Confidenze e segreti
Nulla ci lega agli sconosciuti con cui ci fermiamo a discorrere per quei tre minuti che ci separano dal fuggire via verso i reciproci impegni. Eppure ci fa piacere aprirci con loro: è una sospensione temporanea dal “cerimoniale” quotidiano dei rapporti con gli amici e i parenti, ai quali non diremmo mai e poi mai il nostro desiderio segreto o un giudizio super-negativo sui loro comportamenti.
In una ricerca riguardante le relazioni con gli estranei realizzata da Mario Luis Small, sociologo dell’Università di Harvard, alla domanda “Con chi ti sei confidato l’ultima volta?”, circa la metà degli intervistati ha risposto che non era una persona importante per loro, ma un barista, un parrucchiere o un vicino di sedile in aereo.
Diciamo di tutto (e di più)
Confidarci con un estraneo ci fa sentire più sollevate anche sulle nostre piccole “illegalità” ed errori. Ad esempio, non potremmo mai confessare ad una delle nostre conoscenti le ragioni di un flirt clandestino di cui il nostro partner ignora l’esistenza: tempo tre minuti e verrebbe a saperlo grazie alla solerzia di amiche indiscrete. E sarebbe impossibile rivelare a un parente che abbiamo un problema sul lavoro senza che, il giorno dopo, tutti i familiari non ci diano già per disoccupate.
Ecco che la nostra rete effimera di relazioni temporanee si rivela un luogo perfetto per alleviare anche i pesi della coscienza che ci portiamo dentro.

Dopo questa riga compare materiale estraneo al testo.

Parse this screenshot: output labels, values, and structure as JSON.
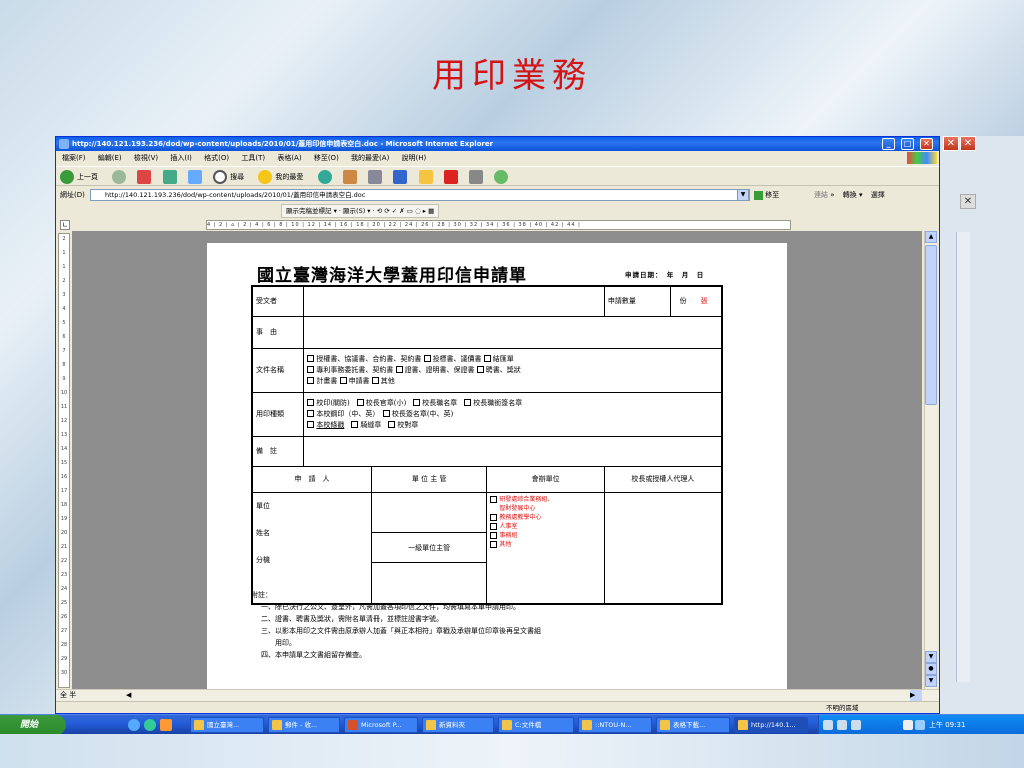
{
  "slide": {
    "title": "用印業務"
  },
  "window": {
    "title": "http://140.121.193.236/dod/wp-content/uploads/2010/01/蓋用印信申請表空白.doc - Microsoft Internet Explorer",
    "menu": [
      "檔案(F)",
      "編輯(E)",
      "檢視(V)",
      "插入(I)",
      "格式(O)",
      "工具(T)",
      "表格(A)",
      "移至(O)",
      "我的最愛(A)",
      "說明(H)"
    ],
    "toolbar": {
      "back": "上一頁",
      "search": "搜尋",
      "favorites": "我的最愛"
    },
    "address_label": "網址(D)",
    "address": "http://140.121.193.236/dod/wp-content/uploads/2010/01/蓋用印信申請表空白.doc",
    "go": "移至",
    "links": "連結",
    "convert": "轉換",
    "select": "選擇",
    "word_toolbar": {
      "show_markup": "顯示完稿並標記",
      "show": "顯示(S)"
    },
    "ruler": "4 | 2 | ⌂ | 2 | 4 | 6 | 8 | 10 | 12 | 14 | 16 | 18 | 20 | 22 | 24 | 26 | 28 | 30 | 32 | 34 | 36 | 38 | 40 | 42 | 44 |",
    "vruler": [
      "2",
      "1",
      "1",
      "2",
      "3",
      "4",
      "5",
      "6",
      "7",
      "8",
      "9",
      "10",
      "11",
      "12",
      "13",
      "14",
      "15",
      "16",
      "17",
      "18",
      "19",
      "20",
      "21",
      "22",
      "23",
      "24",
      "25",
      "26",
      "27",
      "28",
      "29",
      "30"
    ],
    "status": "不明的區域",
    "ime": "全 半"
  },
  "doc": {
    "title": "國立臺灣海洋大學蓋用印信申請單",
    "date": "申請日期：　年　月　日",
    "rows": {
      "receiver": "受文者",
      "qty_label": "申請數量",
      "qty_unit": "份",
      "qty_unit2": "張",
      "matter": "事　由",
      "docname": "文件名稱",
      "doc_opts": [
        "授權書、協議書、合約書、契約書",
        "投標書、議價書",
        "結匯單",
        "專利事務委託書、契約書",
        "證書、證明書、保證書",
        "聘書、獎狀",
        "計畫書",
        "申請書",
        "其他"
      ],
      "seal": "用印種類",
      "seal_opts": [
        "校印(關防)",
        "校長官章(小)",
        "校長職名章",
        "校長職銜簽名章",
        "本校鋼印（中、英）",
        "校長簽名章(中、英)",
        "本校條戳",
        "騎縫章",
        "校對章"
      ],
      "remark": "備　註",
      "applicant": "申　請　人",
      "unit_head": "單 位 主 管",
      "co_unit": "會辦單位",
      "president": "校長或授權人代理人",
      "unit": "單位",
      "name": "姓名",
      "ext": "分機",
      "senior_head": "一級單位主管",
      "co_opts": [
        "研發處綜合業務組、",
        "智財發展中心",
        "教務處教學中心",
        "人事室",
        "事務組",
        "其他"
      ]
    },
    "notes": [
      "附註：",
      "一、除已決行之公文、簽呈外，凡需加蓋各項印信之文件，均需填寫本單申請用印。",
      "二、證書、聘書及獎狀，需附名單清冊，並標註證書字號。",
      "三、以影本用印之文件需由原承辦人加蓋「與正本相符」章戳及承辦單位印章後再呈文書組",
      "　　用印。",
      "四、本申請單之文書組留存備查。"
    ]
  },
  "taskbar": {
    "start": "開始",
    "items": [
      "國立臺灣...",
      "郵件 - 收...",
      "Microsoft P...",
      "新資料夾",
      "C:文件檔",
      "::NTOU-N...",
      "表格下載...",
      "http://140.1..."
    ],
    "clock": "上午 09:31"
  }
}
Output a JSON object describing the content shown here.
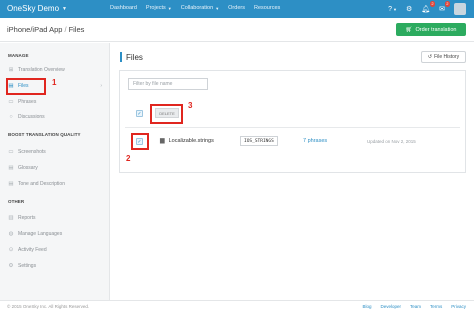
{
  "navbar": {
    "brand": "OneSky Demo",
    "items": [
      "Dashboard",
      "Projects",
      "Collaboration",
      "Orders",
      "Resources"
    ],
    "notifications_count": "2",
    "messages_count": "2"
  },
  "project": {
    "breadcrumb_project": "iPhone/iPad App",
    "breadcrumb_sep": "/",
    "breadcrumb_page": "Files",
    "order_button": "Order translation"
  },
  "sidebar": {
    "manage_title": "MANAGE",
    "manage_items": [
      "Translation Overview",
      "Files",
      "Phrases",
      "Discussions"
    ],
    "boost_title": "BOOST TRANSLATION QUALITY",
    "boost_items": [
      "Screenshots",
      "Glossary",
      "Tone and Description"
    ],
    "other_title": "OTHER",
    "other_items": [
      "Reports",
      "Manage Languages",
      "Activity Feed",
      "Settings"
    ]
  },
  "main": {
    "title": "Files",
    "history_button": "File History",
    "filter_placeholder": "Filter by file name",
    "delete_button": "DELETE",
    "file": {
      "name": "Localizable.strings",
      "format": "IOS_STRINGS",
      "phrases": "7 phrases",
      "updated": "Updated on Nov 2, 2015"
    }
  },
  "annotations": [
    "1",
    "2",
    "3"
  ],
  "footer": {
    "copyright": "© 2015 OneSky Inc. All Rights Reserved.",
    "links": [
      "Blog",
      "Developer",
      "Team",
      "Terms",
      "Privacy"
    ]
  },
  "colors": {
    "navbar": "#2d8fc5",
    "order_button": "#2cab5f",
    "annotation": "#e0261f"
  }
}
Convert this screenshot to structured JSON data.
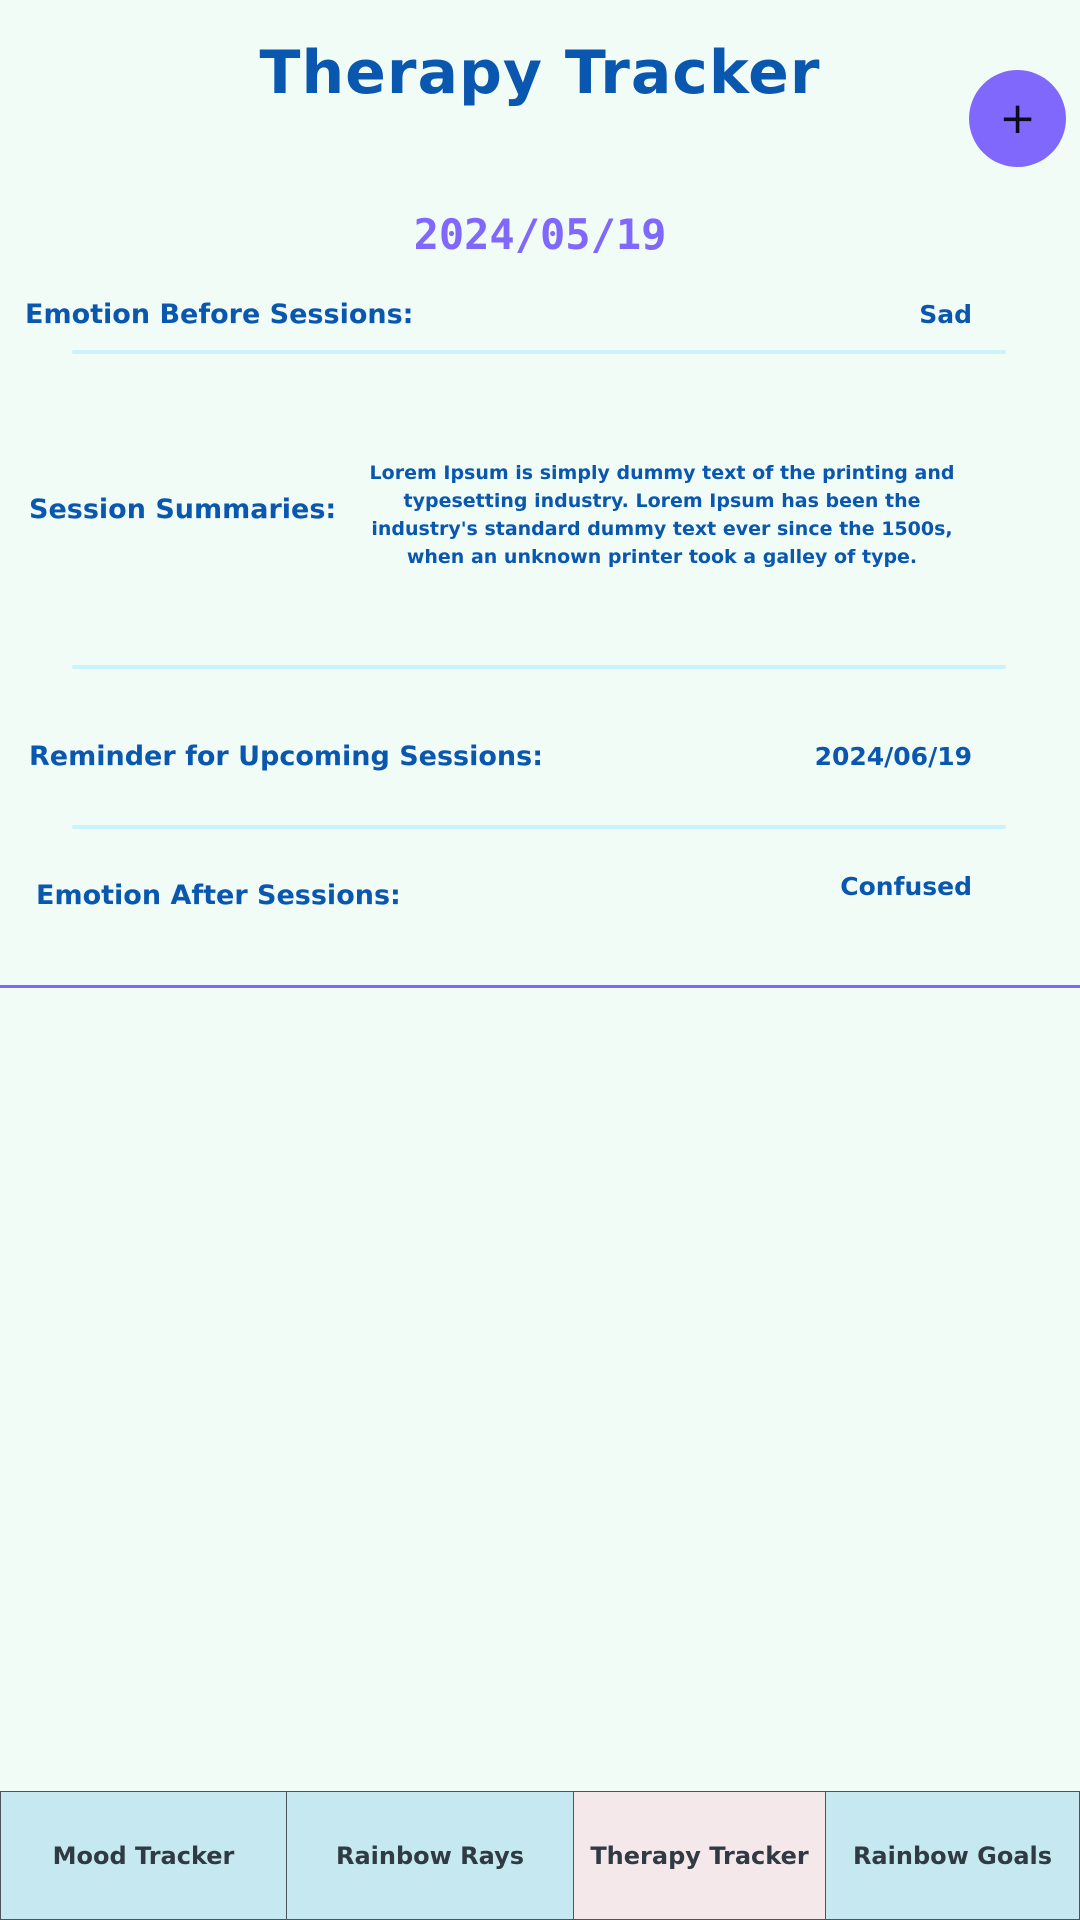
{
  "header": {
    "title": "Therapy Tracker",
    "add_button_icon": "plus-icon",
    "add_button_glyph": "+"
  },
  "session": {
    "date": "2024/05/19",
    "emotion_before_label": "Emotion Before Sessions:",
    "emotion_before_value": "Sad",
    "summary_label": "Session Summaries:",
    "summary_text": "Lorem Ipsum is simply dummy text of the printing and typesetting industry. Lorem Ipsum has been the industry's standard dummy text ever since the 1500s, when an unknown printer took a galley of type.",
    "reminder_label": "Reminder for Upcoming Sessions:",
    "reminder_value": "2024/06/19",
    "emotion_after_label": "Emotion After Sessions:",
    "emotion_after_value": "Confused"
  },
  "tabs": [
    {
      "label": "Mood Tracker",
      "active": false
    },
    {
      "label": "Rainbow Rays",
      "active": false
    },
    {
      "label": "Therapy Tracker",
      "active": true
    },
    {
      "label": "Rainbow Goals",
      "active": false
    }
  ],
  "colors": {
    "background": "#f2fcf7",
    "primary_text": "#0a57b0",
    "accent": "#8168fc",
    "divider": "#cbf3fb",
    "tab_background": "#c5e8f1",
    "tab_active_background": "#f5e8ea"
  }
}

Comunicazione… imprevedibile
Il “plus” che hanno gli estranei è l‘imprevedibilità, al contrario di chi conosciamo bene che è fin troppo prevedibile. Non sapendo niente di loro, non siamo in grado di anticipare cosa ci racconteranno o come potranno reagire. Questo rende tutto più interessante! A nostra volta, conversando con qualcuno che non sa chi siamo, quali studi abbiamo fatto, che tipo di esperienze ci hanno messo alla prova, ci sentiamo autorizzate a parlare senza remore.
Un piccolo “miracolo”
Quando ci fermiamo a parlare con gli estranei avviene quello che, ironicamente, possiamo definire un piccolo miracolo: stacchiamo lo sguardo dal cellulare, dove spiamo incessantemente le vite virtuali degli altri (complete di fake, copia-e-incolla, filtri bellezza) e ci avviciniamo alla vita reale di un essere umano, in 3D, che si muove, sorride, interagisce con noi e ci ascolta.

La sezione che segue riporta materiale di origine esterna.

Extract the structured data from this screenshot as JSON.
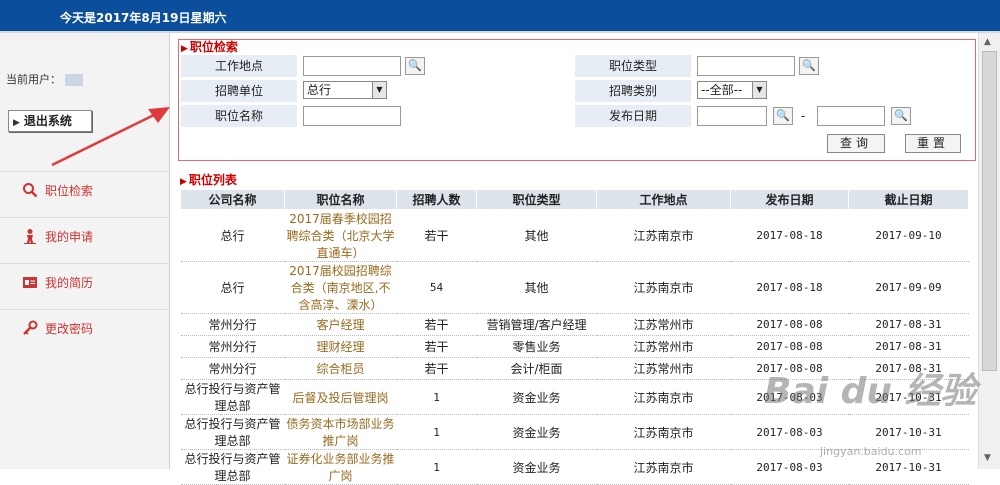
{
  "header": {
    "date_text": "今天是2017年8月19日星期六"
  },
  "sidebar": {
    "current_user_label": "当前用户：",
    "logout_label": "退出系统",
    "items": [
      {
        "label": "职位检索",
        "icon": "search-icon"
      },
      {
        "label": "我的申请",
        "icon": "person-icon"
      },
      {
        "label": "我的简历",
        "icon": "resume-icon"
      },
      {
        "label": "更改密码",
        "icon": "key-icon"
      }
    ]
  },
  "search": {
    "title": "职位检索",
    "work_location_label": "工作地点",
    "job_type_label": "职位类型",
    "recruit_unit_label": "招聘单位",
    "recruit_unit_value": "总行",
    "recruit_category_label": "招聘类别",
    "recruit_category_value": "--全部--",
    "job_name_label": "职位名称",
    "publish_date_label": "发布日期",
    "date_separator": "-",
    "query_button": "查询",
    "reset_button": "重置"
  },
  "list": {
    "title": "职位列表",
    "columns": [
      "公司名称",
      "职位名称",
      "招聘人数",
      "职位类型",
      "工作地点",
      "发布日期",
      "截止日期"
    ],
    "rows": [
      [
        "总行",
        "2017届春季校园招聘综合类（北京大学直通车）",
        "若干",
        "其他",
        "江苏南京市",
        "2017-08-18",
        "2017-09-10"
      ],
      [
        "总行",
        "2017届校园招聘综合类（南京地区,不含高淳、溧水）",
        "54",
        "其他",
        "江苏南京市",
        "2017-08-18",
        "2017-09-09"
      ],
      [
        "常州分行",
        "客户经理",
        "若干",
        "营销管理/客户经理",
        "江苏常州市",
        "2017-08-08",
        "2017-08-31"
      ],
      [
        "常州分行",
        "理财经理",
        "若干",
        "零售业务",
        "江苏常州市",
        "2017-08-08",
        "2017-08-31"
      ],
      [
        "常州分行",
        "综合柜员",
        "若干",
        "会计/柜面",
        "江苏常州市",
        "2017-08-08",
        "2017-08-31"
      ],
      [
        "总行投行与资产管理总部",
        "后督及投后管理岗",
        "1",
        "资金业务",
        "江苏南京市",
        "2017-08-03",
        "2017-10-31"
      ],
      [
        "总行投行与资产管理总部",
        "债务资本市场部业务推广岗",
        "1",
        "资金业务",
        "江苏南京市",
        "2017-08-03",
        "2017-10-31"
      ],
      [
        "总行投行与资产管理总部",
        "证券化业务部业务推广岗",
        "1",
        "资金业务",
        "江苏南京市",
        "2017-08-03",
        "2017-10-31"
      ]
    ]
  },
  "watermark": {
    "logo_text": "Bai du 经验",
    "url_text": "jingyan.baidu.com"
  },
  "colors": {
    "header_bg": "#0b4e9b",
    "accent_red": "#c00",
    "link_brown": "#9a6a1e",
    "label_bg": "#e7edf5",
    "arrow_red": "#e03a3a"
  }
}
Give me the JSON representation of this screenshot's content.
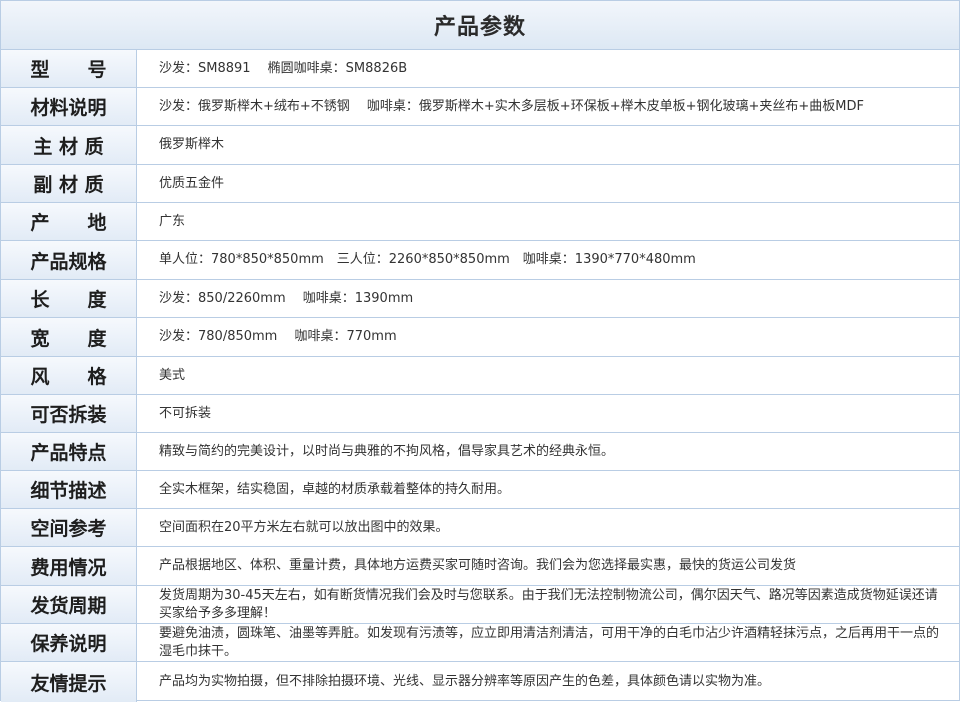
{
  "title": "产品参数",
  "rows": [
    {
      "label": "型　　号",
      "value": "沙发：SM8891　 椭圆咖啡桌：SM8826B"
    },
    {
      "label": "材料说明",
      "value": "沙发：俄罗斯榉木+绒布+不锈钢　 咖啡桌：俄罗斯榉木+实木多层板+环保板+榉木皮单板+钢化玻璃+夹丝布+曲板MDF"
    },
    {
      "label": "主 材 质",
      "value": "俄罗斯榉木"
    },
    {
      "label": "副 材 质",
      "value": "优质五金件"
    },
    {
      "label": "产　　地",
      "value": "广东"
    },
    {
      "label": "产品规格",
      "value": "单人位：780*850*850mm　三人位：2260*850*850mm　咖啡桌：1390*770*480mm"
    },
    {
      "label": "长　　度",
      "value": "沙发：850/2260mm　 咖啡桌：1390mm"
    },
    {
      "label": "宽　　度",
      "value": "沙发：780/850mm　 咖啡桌：770mm"
    },
    {
      "label": "风　　格",
      "value": "美式"
    },
    {
      "label": "可否拆装",
      "value": "不可拆装"
    },
    {
      "label": "产品特点",
      "value": "精致与简约的完美设计，以时尚与典雅的不拘风格，倡导家具艺术的经典永恒。"
    },
    {
      "label": "细节描述",
      "value": "全实木框架，结实稳固，卓越的材质承载着整体的持久耐用。"
    },
    {
      "label": "空间参考",
      "value": "空间面积在20平方米左右就可以放出图中的效果。"
    },
    {
      "label": "费用情况",
      "value": "产品根据地区、体积、重量计费，具体地方运费买家可随时咨询。我们会为您选择最实惠，最快的货运公司发货"
    },
    {
      "label": "发货周期",
      "value": "发货周期为30-45天左右，如有断货情况我们会及时与您联系。由于我们无法控制物流公司，偶尔因天气、路况等因素造成货物延误还请买家给予多多理解！"
    },
    {
      "label": "保养说明",
      "value": "要避免油渍，圆珠笔、油墨等弄脏。如发现有污渍等，应立即用清洁剂清洁，可用干净的白毛巾沾少许酒精轻抹污点，之后再用干一点的湿毛巾抹干。"
    },
    {
      "label": "友情提示",
      "value": "产品均为实物拍摄，但不排除拍摄环境、光线、显示器分辨率等原因产生的色差，具体颜色请以实物为准。"
    }
  ]
}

Ma è bene tenere alta la guardia
Intavolare conversazioni con gli estranei crea occasioni di comunicazione che ci fanno bene, ma che – come tutte le azioni inerenti le relazioni umane – vanno “maneggiate con cura”. Un discorso casuale può condurre a una vera amicizia, ma può anche comportare dei rischi. Cerchiamo quindi di fare attenzione al nostro interlocutore, evitando di rivelare informazioni sensibili (dove abitiamo, quali sono i nostri orari) ma anche di esporci su argomenti critici (religione, politica, orientamento sessuale).
Ascoltiamo ma non crediamo a tutto quello che ci dirà: ognuno di noi si dipinge un po’ diverso da com’è in realtà, per apparire migliore o indurre comprensione e solidarietà. Consideriamo le chiacchiere con gli estranei come un piccolo regalo piacevole che ci fa la vita, senza sopravvalutarle né ritenerle inutili. Che si parli del meteo o della ricetta del ragù, di quanto gli uomini siano mascalzoni o di come convincere il gatto a fare il bagno, il bello è parlarci, comunicare, ascoltarci, partecipi di quella grande connessione che coinvolge tutti gli esseri umani.